Me doy cuenta de que la oscuridad es intimidante, no sólo para el ciego, sino para todos, y que ella adopta formas diferentes en cada vida. A algunas personas, les intimida cómo se ganarán la vida; otras, están inseguras en cuanto a su sentido de pertenencia y el amor. Algunas personas viven llenas de un profundo dolor, preguntándose si Dios puede o no escuchar su clamor, o si en realidad Él existe. Otras se sienten infelices por su falta de conocimiento, no tienen la humildad necesaria para vivir por fe, y se sienten mal ante cualquier misterio o la menor sombra de duda.
¿Qué trabajo debo tomar?, nos preguntamos. ¿Cómo voy a pagar mi casa? ¿En quiénes se convertirán mis hijos? Son estas, a menudo, las preguntas que nos afectan de manera más profunda y dolorosa. ¿Por qué murió mi ser amado? ¿Se salvará mi matrimonio? ¿Por qué Dios no me ha curado? Aunque seguimos haciendo preguntas y teniendo esperanzas, las respuestas nos esquivan. A veces, Dios mismo parece esquivarnos. Pero seguimos adelante por lo que parece ser una senda a oscuras, a pesar de nuestro temor a transitarla.
Esta oscuridad es la inevitable realidad de nuestra existencia, y perdurará hasta el día que muramos. Pero es también por esta oscuridad que llegamos a ver la verdad de lo que somos en realidad: lo poco capaces de conocer y tener control sobre las cosas de esta vida. Y es así por la gracia de Dios.
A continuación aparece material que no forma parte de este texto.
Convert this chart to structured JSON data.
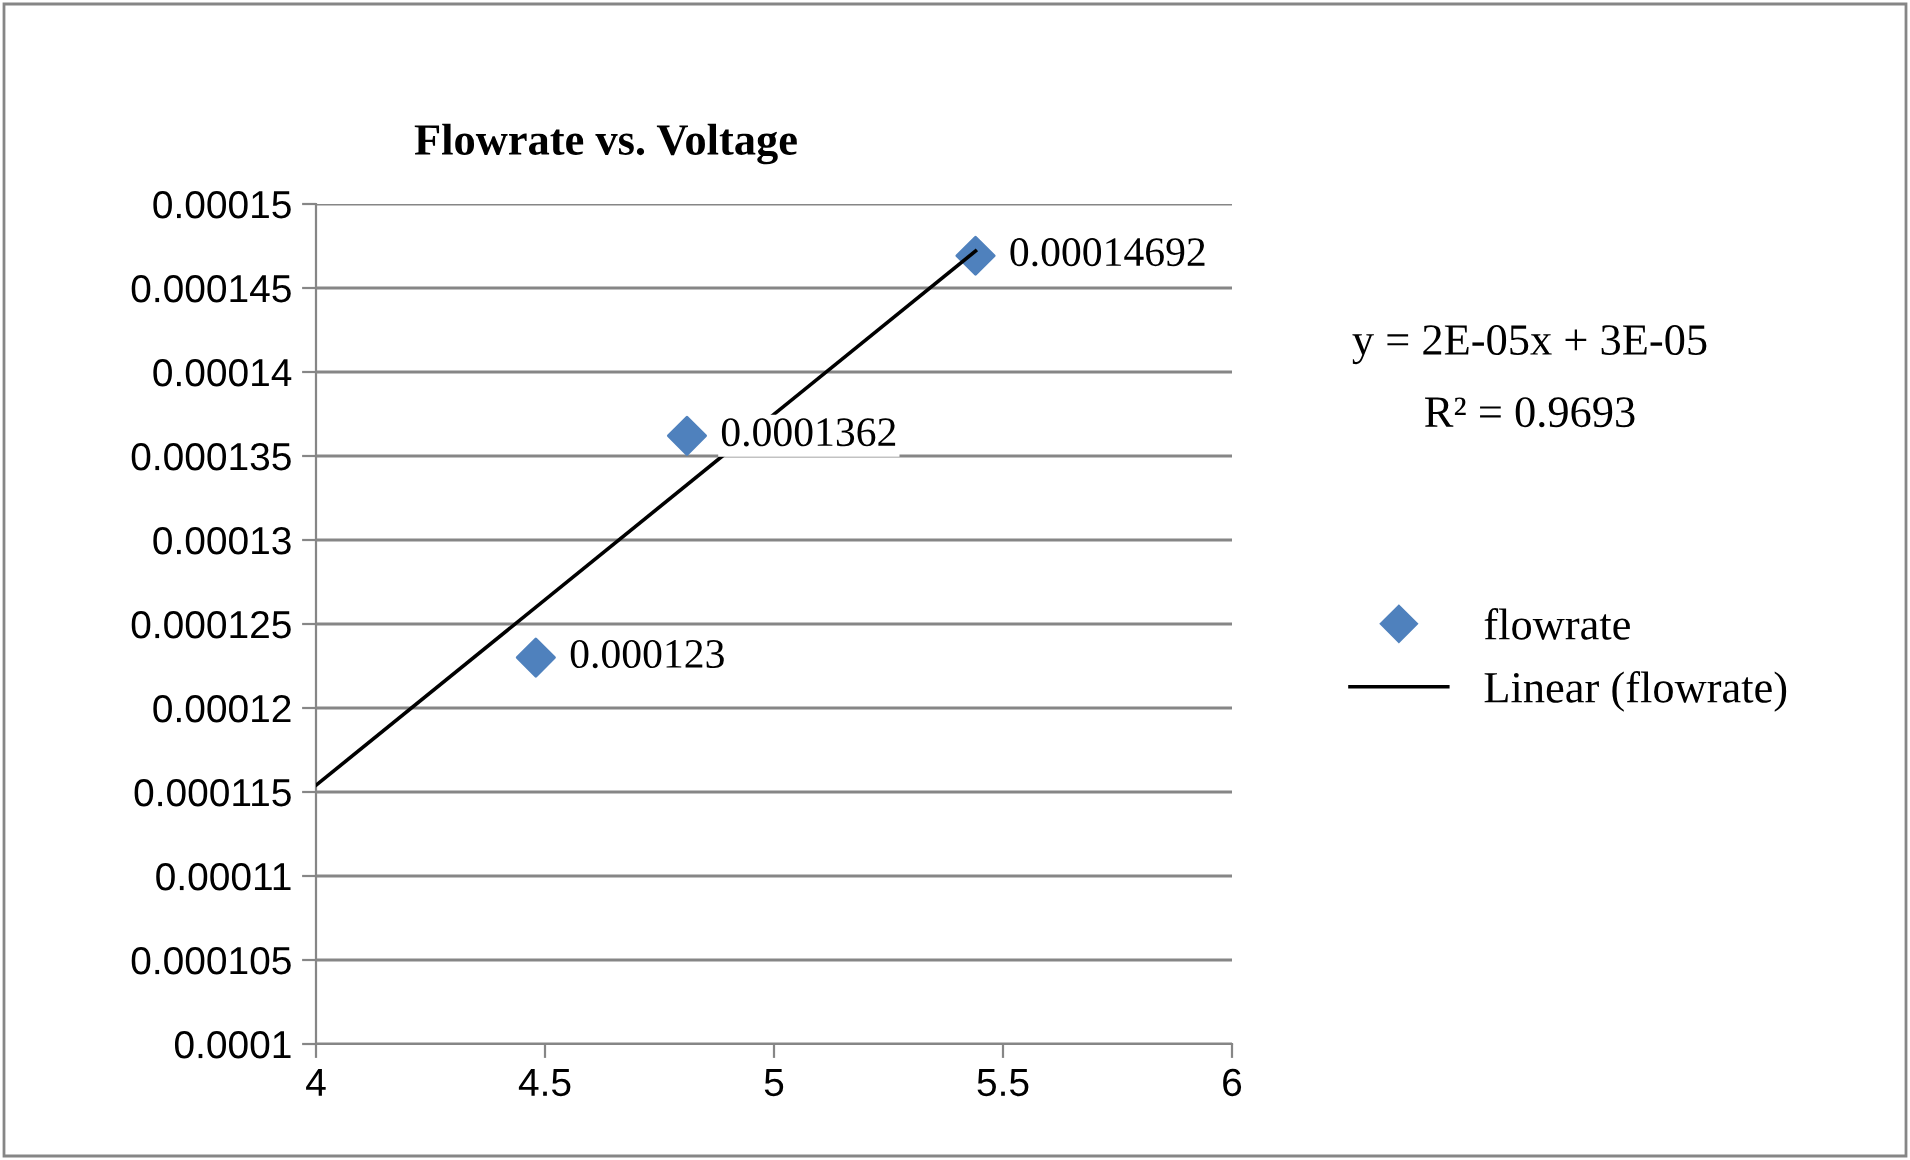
{
  "chart_data": {
    "type": "scatter",
    "title": "Flowrate vs. Voltage",
    "series": [
      {
        "name": "flowrate",
        "color": "#4f81bd",
        "marker": "diamond",
        "x": [
          4.48,
          4.81,
          5.44
        ],
        "values": [
          0.000123,
          0.0001362,
          0.00014692
        ],
        "value_labels": [
          "0.000123",
          "0.0001362",
          "0.00014692"
        ]
      },
      {
        "name": "Linear (flowrate)",
        "type": "line",
        "color": "#000000",
        "marker": "none",
        "line_style": "solid",
        "x": [
          4,
          5.44
        ],
        "values": [
          0.0001154,
          0.0001472
        ]
      }
    ],
    "xlim": [
      4,
      6
    ],
    "xticks": [
      4,
      4.5,
      5,
      5.5,
      6
    ],
    "ylim": [
      0.0001,
      0.00015
    ],
    "yticks": [
      {
        "value": 0.0001,
        "label": "0.0001"
      },
      {
        "value": 0.000105,
        "label": "0.000105"
      },
      {
        "value": 0.00011,
        "label": "0.00011"
      },
      {
        "value": 0.000115,
        "label": "0.000115"
      },
      {
        "value": 0.00012,
        "label": "0.00012"
      },
      {
        "value": 0.000125,
        "label": "0.000125"
      },
      {
        "value": 0.00013,
        "label": "0.00013"
      },
      {
        "value": 0.000135,
        "label": "0.000135"
      },
      {
        "value": 0.00014,
        "label": "0.00014"
      },
      {
        "value": 0.000145,
        "label": "0.000145"
      },
      {
        "value": 0.00015,
        "label": "0.00015"
      }
    ],
    "grid": "y",
    "legend": "right",
    "annotations": [
      "y = 2E-05x + 3E-05",
      "R² = 0.9693"
    ]
  }
}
Como escribió el profeta Miqueas: «Oh hombre, él te ha declarado lo que es bueno, y qué pide Jehová de ti: solamente hacer justicia, y amar misericordia, y humillarte ante tu Dios» (6.8) Él utiliza nuestras deficiencias, ya sean físicas, mentales o emocionales, para llevarnos a una situación de obediencia y humildad, donde podamos recibir, no la respuesta que estamos buscando, sino la que necesitamos: la sanidad de nuestros corazones.
Y como me dijo Jennifer Rothschild: «A veces, Dios no nos quita el aguijón de nuestra vida, como pasó con Pablo. Algunas veces, permite que la ceguera o el cáncer sigan estando allí. A veces, decide no sanar, y creo que es por su gran misericordia que Él toma esta decisión. Dios utilizó la ceguera para protegerme de mí misma, para preservarme del potencial que tengo de convertirme en una persona orgullosa».
Hay veces en que el único conocimiento que tenemos es como un pedazo de luna en un cielo cubierto de nubes, o el lejano brillo de las estrellas a años-luz de distancia. Pero la promesa de la Escritura es que, cualquiera que sea la oscuridad que enfrentemos, hay una luz que los ojos físicos no pueden ver: la presencia de Dios, el Espíritu Santo. Aunque pensemos que caminamos solos, la tierna mano del Señor está sobre nuestras espaldas, guiándonos siempre. Cuando nos encontramos en medio de los problemas y sufrimientos de la vida, llegamos a verle más claramente en la luz del amor. Al final de nuestro sendero, el Señor Jesús nos espera, diciendo: «Aquí estoy, sigan mi voz».